New research from a team of Finnish psychiatrists has shown that at the same time criminal offenders in Finland are receiving fewer mental health assessments, the number of prisoners in Finland's correctional institutes diagnosed with psychotic or schizophrenic disorders has increased ten-fold.
Thirty years ago in Finland, between 200 and 300 mental health assessments were carried out on suspected lawbreakers each year. In 2017, this number fell to the lowest it has been in years: 73. Most of the criminals that were evaluated last year were suspected of either committing homicides or a violent crime.
Alo Jüriloo, chief physician at the Vantaa psychiatric prison hospital is worried about the development.
"It easily leads to people just looking through their fingers at offenders who need psychiatric care and not a prison sentence," he says.
Mental health assessments examine the suspected offender's health with numerous studies of their physical, psychological and social situations and a detailed analysis of their life story. It normally takes two months to carry out the testing, at a cost of about 20,000 euros.
Jüriloo says Finland's system for assessing the state of people's mental health is among the most comprehensive and expensive evaluations in the world.
In recent years, assessments have determined that about 30 individuals were of unsound mind and therefore unable to understand the ramifications of their criminal actions. The number of psychiatric evaluations that reach this finding among criminals has steadily increased in Finland.
Severe mental illnesses on the rise
Research from Jüriloo and his team has determined that the number of prisoners in Finland with either psychotic or schizophrenic illnesses has risen ten times over in the last decade. The results were recently published in the Nordic Journal of Psychiatry.
In 2017, there were 160 prisoners in Finland with a psychotic disorder and 84 that were diagnosed with schizophrenia. This number is ten times what it was just over ten years ago, in 2006.
Hannu Lauerma, chief physician of Turku's psychiatric prison, says he has calculated that the number of prison sentences that have been suspended for psychiatric reasons has also doubled in Finland. In the last few years, there have been four or five of such cases annually.

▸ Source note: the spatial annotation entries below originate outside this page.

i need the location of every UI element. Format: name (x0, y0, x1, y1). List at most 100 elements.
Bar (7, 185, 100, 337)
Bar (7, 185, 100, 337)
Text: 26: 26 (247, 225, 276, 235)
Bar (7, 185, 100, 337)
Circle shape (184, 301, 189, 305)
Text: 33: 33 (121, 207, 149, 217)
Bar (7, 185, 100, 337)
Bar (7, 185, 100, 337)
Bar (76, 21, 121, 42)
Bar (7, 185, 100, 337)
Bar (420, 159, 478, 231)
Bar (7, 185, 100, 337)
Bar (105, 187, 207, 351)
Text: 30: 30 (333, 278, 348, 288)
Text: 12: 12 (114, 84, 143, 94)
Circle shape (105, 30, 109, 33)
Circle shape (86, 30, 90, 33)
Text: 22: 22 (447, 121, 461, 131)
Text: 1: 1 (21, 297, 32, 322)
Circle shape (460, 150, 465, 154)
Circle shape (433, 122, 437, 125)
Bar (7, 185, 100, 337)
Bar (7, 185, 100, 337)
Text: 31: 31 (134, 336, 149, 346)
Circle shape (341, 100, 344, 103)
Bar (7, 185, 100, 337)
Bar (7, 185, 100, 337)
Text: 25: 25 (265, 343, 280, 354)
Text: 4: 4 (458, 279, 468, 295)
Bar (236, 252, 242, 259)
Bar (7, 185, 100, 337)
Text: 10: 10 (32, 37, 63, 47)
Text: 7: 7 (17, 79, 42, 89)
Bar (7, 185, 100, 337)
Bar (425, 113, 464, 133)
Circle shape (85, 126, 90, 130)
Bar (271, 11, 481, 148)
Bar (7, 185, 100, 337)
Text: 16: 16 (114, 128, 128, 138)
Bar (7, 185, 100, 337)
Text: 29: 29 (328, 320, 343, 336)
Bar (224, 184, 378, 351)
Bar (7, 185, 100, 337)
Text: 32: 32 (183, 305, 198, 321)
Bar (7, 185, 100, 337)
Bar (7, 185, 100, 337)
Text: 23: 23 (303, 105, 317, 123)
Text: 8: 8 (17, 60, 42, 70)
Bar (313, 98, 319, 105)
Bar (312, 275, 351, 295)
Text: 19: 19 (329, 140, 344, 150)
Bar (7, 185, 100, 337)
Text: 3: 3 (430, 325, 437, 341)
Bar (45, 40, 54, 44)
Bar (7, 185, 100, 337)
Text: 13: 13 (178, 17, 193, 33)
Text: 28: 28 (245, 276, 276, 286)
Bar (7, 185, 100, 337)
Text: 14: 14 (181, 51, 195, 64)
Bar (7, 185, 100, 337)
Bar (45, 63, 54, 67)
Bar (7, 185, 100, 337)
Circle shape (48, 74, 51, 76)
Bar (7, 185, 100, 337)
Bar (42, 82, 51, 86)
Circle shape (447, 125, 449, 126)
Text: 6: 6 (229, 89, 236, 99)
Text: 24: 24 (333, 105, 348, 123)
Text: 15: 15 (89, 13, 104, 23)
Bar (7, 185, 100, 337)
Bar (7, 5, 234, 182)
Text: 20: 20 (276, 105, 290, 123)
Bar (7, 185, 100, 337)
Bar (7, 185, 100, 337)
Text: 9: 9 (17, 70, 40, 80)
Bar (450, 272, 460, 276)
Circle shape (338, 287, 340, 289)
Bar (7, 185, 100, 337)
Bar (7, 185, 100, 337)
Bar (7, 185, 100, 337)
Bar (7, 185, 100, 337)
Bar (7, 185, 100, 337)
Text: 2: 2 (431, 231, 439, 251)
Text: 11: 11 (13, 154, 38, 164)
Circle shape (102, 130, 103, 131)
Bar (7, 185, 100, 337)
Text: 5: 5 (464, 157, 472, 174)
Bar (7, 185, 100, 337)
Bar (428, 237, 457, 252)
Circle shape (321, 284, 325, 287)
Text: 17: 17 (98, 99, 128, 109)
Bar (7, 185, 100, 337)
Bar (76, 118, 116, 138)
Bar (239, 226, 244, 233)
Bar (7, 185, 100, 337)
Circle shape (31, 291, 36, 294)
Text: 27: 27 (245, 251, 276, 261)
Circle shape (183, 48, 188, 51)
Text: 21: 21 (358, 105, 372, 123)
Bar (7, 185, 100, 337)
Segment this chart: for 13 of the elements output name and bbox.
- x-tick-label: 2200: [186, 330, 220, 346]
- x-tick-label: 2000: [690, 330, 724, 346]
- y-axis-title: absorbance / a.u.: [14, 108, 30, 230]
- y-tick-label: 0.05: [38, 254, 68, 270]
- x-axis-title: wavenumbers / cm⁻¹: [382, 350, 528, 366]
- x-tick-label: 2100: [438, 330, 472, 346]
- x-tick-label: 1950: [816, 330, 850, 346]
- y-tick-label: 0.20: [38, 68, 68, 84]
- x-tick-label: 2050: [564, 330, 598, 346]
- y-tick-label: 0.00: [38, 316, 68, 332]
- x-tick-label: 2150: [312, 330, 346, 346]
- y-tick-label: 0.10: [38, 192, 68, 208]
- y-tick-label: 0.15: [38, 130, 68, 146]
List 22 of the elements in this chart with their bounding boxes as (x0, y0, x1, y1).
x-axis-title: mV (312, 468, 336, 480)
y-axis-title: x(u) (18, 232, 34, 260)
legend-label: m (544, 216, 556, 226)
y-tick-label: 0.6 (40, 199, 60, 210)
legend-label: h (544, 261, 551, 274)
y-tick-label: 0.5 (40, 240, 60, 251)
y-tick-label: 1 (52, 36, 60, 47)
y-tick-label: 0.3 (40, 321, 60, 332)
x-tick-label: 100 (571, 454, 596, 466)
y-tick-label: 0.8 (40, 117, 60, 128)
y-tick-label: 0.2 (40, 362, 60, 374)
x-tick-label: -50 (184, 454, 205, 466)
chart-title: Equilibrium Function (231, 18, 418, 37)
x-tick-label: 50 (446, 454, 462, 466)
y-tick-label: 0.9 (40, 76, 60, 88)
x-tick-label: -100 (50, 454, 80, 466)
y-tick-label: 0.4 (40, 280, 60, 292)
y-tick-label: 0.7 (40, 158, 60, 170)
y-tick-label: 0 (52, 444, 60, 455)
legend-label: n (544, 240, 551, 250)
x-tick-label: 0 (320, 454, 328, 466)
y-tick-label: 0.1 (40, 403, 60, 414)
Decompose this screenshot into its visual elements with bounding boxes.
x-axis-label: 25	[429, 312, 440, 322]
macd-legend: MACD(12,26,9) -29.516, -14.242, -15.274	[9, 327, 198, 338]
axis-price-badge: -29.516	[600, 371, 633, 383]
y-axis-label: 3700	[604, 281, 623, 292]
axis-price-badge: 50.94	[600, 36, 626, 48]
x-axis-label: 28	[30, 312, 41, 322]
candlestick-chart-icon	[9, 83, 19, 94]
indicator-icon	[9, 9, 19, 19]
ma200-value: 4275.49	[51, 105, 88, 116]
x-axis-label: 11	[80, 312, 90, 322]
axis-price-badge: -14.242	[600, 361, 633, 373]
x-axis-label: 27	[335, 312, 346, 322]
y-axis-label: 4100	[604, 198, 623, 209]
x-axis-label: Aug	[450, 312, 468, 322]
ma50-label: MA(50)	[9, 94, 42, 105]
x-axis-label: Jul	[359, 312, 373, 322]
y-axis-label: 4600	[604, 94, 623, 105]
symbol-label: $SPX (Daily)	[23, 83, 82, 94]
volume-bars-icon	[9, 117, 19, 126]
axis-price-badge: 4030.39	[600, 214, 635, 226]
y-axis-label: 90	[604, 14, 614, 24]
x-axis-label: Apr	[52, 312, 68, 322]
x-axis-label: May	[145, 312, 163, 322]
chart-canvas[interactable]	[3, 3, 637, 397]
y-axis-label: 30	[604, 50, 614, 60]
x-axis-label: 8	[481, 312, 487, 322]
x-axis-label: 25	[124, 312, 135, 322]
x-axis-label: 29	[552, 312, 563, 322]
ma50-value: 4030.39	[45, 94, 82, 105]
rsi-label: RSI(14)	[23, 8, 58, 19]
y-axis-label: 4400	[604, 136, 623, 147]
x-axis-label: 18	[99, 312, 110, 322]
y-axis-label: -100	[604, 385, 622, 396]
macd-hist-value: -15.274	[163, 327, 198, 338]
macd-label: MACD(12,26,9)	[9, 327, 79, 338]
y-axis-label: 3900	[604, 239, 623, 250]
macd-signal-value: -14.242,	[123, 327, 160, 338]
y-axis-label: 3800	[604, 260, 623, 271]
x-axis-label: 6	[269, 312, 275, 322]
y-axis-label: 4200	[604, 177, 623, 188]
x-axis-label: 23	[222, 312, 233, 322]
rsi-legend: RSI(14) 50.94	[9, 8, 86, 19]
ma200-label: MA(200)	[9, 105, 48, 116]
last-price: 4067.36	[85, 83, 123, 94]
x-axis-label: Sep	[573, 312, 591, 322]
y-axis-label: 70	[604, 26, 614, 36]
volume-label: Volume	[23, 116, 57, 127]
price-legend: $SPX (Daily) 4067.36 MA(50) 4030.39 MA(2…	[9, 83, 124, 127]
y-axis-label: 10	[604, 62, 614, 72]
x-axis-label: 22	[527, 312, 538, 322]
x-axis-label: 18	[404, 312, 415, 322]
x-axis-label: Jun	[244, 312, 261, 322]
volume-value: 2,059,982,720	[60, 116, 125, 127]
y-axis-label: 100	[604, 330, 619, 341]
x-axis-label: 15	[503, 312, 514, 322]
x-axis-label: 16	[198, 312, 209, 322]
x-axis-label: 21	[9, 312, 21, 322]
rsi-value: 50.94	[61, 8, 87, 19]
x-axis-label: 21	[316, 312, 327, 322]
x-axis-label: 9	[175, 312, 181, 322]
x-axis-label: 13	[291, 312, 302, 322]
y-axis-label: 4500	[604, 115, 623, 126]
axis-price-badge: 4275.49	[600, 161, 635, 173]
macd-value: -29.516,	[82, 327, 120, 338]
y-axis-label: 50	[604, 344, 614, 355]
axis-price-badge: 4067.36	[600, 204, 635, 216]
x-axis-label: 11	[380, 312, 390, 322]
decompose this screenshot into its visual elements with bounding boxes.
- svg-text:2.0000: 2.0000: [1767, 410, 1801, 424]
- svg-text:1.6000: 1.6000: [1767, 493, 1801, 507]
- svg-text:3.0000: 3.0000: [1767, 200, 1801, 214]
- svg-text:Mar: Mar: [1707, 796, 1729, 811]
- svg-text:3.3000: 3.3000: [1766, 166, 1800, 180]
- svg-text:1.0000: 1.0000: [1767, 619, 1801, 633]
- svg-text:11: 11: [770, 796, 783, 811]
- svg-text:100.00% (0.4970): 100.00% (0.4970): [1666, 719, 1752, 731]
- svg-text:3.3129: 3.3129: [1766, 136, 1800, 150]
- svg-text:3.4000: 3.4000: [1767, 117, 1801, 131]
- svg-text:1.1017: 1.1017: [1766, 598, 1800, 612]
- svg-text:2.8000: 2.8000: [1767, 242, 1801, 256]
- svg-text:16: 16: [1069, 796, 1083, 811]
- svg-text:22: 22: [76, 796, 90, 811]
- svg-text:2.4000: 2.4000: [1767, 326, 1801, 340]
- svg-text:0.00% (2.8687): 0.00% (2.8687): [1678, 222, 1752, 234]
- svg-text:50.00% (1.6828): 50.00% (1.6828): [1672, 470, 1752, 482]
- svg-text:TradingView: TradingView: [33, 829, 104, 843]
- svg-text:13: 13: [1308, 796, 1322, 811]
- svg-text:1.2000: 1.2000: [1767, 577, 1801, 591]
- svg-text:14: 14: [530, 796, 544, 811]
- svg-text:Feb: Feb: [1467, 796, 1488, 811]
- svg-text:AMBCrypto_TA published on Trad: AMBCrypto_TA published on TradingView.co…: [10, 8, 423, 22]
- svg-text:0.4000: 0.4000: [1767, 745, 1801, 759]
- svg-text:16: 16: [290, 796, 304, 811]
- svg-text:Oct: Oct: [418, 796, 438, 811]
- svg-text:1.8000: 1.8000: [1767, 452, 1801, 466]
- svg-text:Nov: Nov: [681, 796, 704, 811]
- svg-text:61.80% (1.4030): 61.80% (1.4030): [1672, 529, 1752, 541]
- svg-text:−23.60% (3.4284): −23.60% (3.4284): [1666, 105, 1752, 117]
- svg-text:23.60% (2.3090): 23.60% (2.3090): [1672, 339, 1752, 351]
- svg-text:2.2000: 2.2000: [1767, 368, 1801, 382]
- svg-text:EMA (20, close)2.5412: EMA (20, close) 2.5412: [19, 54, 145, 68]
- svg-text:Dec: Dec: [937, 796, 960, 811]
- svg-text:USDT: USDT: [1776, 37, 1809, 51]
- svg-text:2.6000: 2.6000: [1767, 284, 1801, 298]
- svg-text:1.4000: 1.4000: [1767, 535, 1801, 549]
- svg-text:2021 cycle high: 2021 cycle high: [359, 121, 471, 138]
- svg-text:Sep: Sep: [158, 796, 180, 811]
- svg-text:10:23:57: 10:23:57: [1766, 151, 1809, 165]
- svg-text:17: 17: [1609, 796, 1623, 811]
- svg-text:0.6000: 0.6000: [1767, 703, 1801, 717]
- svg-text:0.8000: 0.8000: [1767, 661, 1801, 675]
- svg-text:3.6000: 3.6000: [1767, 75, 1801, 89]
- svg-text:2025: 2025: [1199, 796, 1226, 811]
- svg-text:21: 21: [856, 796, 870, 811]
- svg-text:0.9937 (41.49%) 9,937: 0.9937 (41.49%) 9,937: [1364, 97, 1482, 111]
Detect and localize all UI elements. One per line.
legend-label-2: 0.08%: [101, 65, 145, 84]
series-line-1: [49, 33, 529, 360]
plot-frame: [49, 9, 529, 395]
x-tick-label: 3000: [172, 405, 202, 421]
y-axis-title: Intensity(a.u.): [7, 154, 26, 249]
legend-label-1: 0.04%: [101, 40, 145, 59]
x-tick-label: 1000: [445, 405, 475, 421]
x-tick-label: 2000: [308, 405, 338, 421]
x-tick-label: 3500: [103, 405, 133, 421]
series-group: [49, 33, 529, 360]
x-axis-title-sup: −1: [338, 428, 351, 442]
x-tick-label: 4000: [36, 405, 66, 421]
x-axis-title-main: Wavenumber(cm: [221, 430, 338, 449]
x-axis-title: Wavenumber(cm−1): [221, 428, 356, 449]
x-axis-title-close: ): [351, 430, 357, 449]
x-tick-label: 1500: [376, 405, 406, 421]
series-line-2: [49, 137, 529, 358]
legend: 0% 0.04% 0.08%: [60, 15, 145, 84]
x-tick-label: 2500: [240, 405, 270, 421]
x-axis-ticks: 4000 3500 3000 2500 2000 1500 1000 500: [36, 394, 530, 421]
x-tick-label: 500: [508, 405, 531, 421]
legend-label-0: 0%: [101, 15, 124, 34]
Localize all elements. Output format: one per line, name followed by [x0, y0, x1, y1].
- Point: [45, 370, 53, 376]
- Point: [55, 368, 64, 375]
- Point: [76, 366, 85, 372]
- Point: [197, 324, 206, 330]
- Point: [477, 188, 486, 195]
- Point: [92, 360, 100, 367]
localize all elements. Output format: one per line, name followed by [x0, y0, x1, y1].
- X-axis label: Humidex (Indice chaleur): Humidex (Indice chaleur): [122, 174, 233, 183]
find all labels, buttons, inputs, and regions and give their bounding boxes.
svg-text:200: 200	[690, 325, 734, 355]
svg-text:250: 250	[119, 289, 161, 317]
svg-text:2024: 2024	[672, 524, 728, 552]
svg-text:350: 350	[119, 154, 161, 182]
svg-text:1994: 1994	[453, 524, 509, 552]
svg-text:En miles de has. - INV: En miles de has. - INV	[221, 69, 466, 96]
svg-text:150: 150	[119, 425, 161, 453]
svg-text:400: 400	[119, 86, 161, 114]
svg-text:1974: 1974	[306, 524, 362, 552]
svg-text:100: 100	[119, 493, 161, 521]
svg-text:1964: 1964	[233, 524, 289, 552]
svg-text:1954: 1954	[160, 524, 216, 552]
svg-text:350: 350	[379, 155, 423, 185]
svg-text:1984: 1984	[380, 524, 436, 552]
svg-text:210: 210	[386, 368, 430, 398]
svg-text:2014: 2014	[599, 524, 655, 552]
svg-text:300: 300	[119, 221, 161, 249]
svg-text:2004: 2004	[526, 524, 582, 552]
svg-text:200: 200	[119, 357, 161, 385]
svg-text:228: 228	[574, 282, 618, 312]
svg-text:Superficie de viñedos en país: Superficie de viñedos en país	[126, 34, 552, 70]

The number of criminals serving time in Finland's prisons has fallen slightly in recent years. In 2017, there were about 3,000 inmates in 26 prison establishments or institutions.
Average prison sentences for inmates that are later diagnosed with psychotic disorders are notably long.
"This begs the question of if they are in the right place to begin with. Maybe a mental health assessment before the sentence would have been a better idea," says Jüriloo.
Further studies are being conducted into the rise in psychotic prisoners in Finland, and results are expected before the year is out. The National Institute for Health and Welfare (THL) is starting up an investigation into the new findings in the autumn.
Faults in the system
Jüriloo says one reason for the growth in psychotic disorders is increasing substance abuse. His research found that this was the case with only 39.5 percent of prisoners, however. He blames failures in the nation's psychiatric services for another share of the problem.
"Patients in prison's psychiatric care are not just criminals, they are also victims of an insufficient care system," he states.
Finland has systematically taken steps to cut psychiatric care to thousands of needy people in the last few decades. The number of beds in care facilities has dramatically decreased, as the country has tried to move towards a more outpatient-oriented care paradigm.
Jüriloo says the mechanisms for determining who receives outpatient care in Finland are wanting.
"We can't have a situation in which people are only getting the care they need in prison. I hear our patients saying it every once in a while."
Just a few years ago, suspected criminals in Finland often requested a mental health assessment in the hopes that it would lower their sentence. Since then, things have been inverted: people diagnosed with mental health disorders end up being confined for a longer period, which leads many to hide their mental health history.
"That way they avoid psychiatric hospitalization, which can be much longer than a possible prison sentence. According to THL data, typical treatment periods for voluntary or involuntary psychiatric care handed down by the courts can continue for 7 to 9 years."